The two men were waiting to meet us once we reached the top of the hill, but now there was also a third person. He was very tall and young, maybe around my age, and was just strolling into the parking area as we pulled up. He was wearing elaborate cold-weather gear: a pair of skinny black jeans tucked into a pair of pointy white boots, a slick black jacket left open with a fur-lined hood hanging down his back, and a heavy black sweater with a maze of cables that crept up to his throat like vines hugging a thin but sturdy tree. His long, layered hair framed his beautiful, almost feminine features and hung down over his eyes so that he had to tilt his head a little to actually see me. When he saw me staring at him, he started, then gave me a half smile and turned his gaze away.

The oldest man spoke to the professor in Japanese. He introduced himself to me as Masayoshi Handa, and I bowed to him. The other man in robes was introduced to me as Tomohiro Handa.

“Hello,” said the young man in the sweater and the white boots. “Welcome to Muryojuji temple. We are very sorry about your travel problems yesterday.” His voice was stilted, almost British, but not quite. I couldn’t quite place the accent.
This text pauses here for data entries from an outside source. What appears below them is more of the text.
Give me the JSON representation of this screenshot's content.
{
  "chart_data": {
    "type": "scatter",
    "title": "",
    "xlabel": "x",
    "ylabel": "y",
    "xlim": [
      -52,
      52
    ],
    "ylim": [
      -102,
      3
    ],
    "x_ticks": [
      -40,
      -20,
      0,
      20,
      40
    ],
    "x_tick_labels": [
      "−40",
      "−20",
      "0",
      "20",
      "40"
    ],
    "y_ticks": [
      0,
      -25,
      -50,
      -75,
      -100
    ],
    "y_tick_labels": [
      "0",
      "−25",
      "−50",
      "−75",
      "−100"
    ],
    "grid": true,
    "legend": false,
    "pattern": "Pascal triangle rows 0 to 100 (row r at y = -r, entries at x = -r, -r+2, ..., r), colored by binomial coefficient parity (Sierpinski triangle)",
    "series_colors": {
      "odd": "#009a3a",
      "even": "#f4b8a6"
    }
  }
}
“Oh. Thank you. Who are you?”

He glanced at Masayoshi Handa, then said, “My name is Akira.”

“I’m Rumi,” I said.

Akira nodded at the two priests, and so I addressed them this time, thanking them for the welcome and apologizing for being so late. In a quiet, even voice, Akira translated my words. My voice sounded oddly twangy and bright against his delicate tone. Then Akira picked up my luggage and nodded toward the house. “Please come inside,” he said. Behind
me, the professor was resisting an offer of refreshments and climbed back into his car for the long drive home.

I exchanged my shoes for a pair of slippers and the young man known as Akira carried my luggage up two steps and set it down in the entrance to the house.

The age of the building showed in the hallway. Though attempts had been made to modernize it—here and there, a lightbulb covered with a brand-new dust-free paper lantern hung from the ceiling—it was long and narrow, a place built for smaller bodies than mine. It was also excruciatingly cold.

“Where did you learn English?” I asked.

“In Australia,” he answered, in a monotone, as though it were perfectly natural for him to know my language. “Here is the bathroom.” When I didn’t move, he said, “Don’t you need to go to the bathroom? Women usually do after a long car drive.”

When I came back out, Akira was waiting for me.

“This way,” he gestured to another hallway and then a door.

“Who are you?” I whispered as I followed him. “Are you related to the family here?”

Akira ignored my question. “We thought you might like to see the temple while there is still sunlight,” he said as we joined the other two men waiting in the hallway.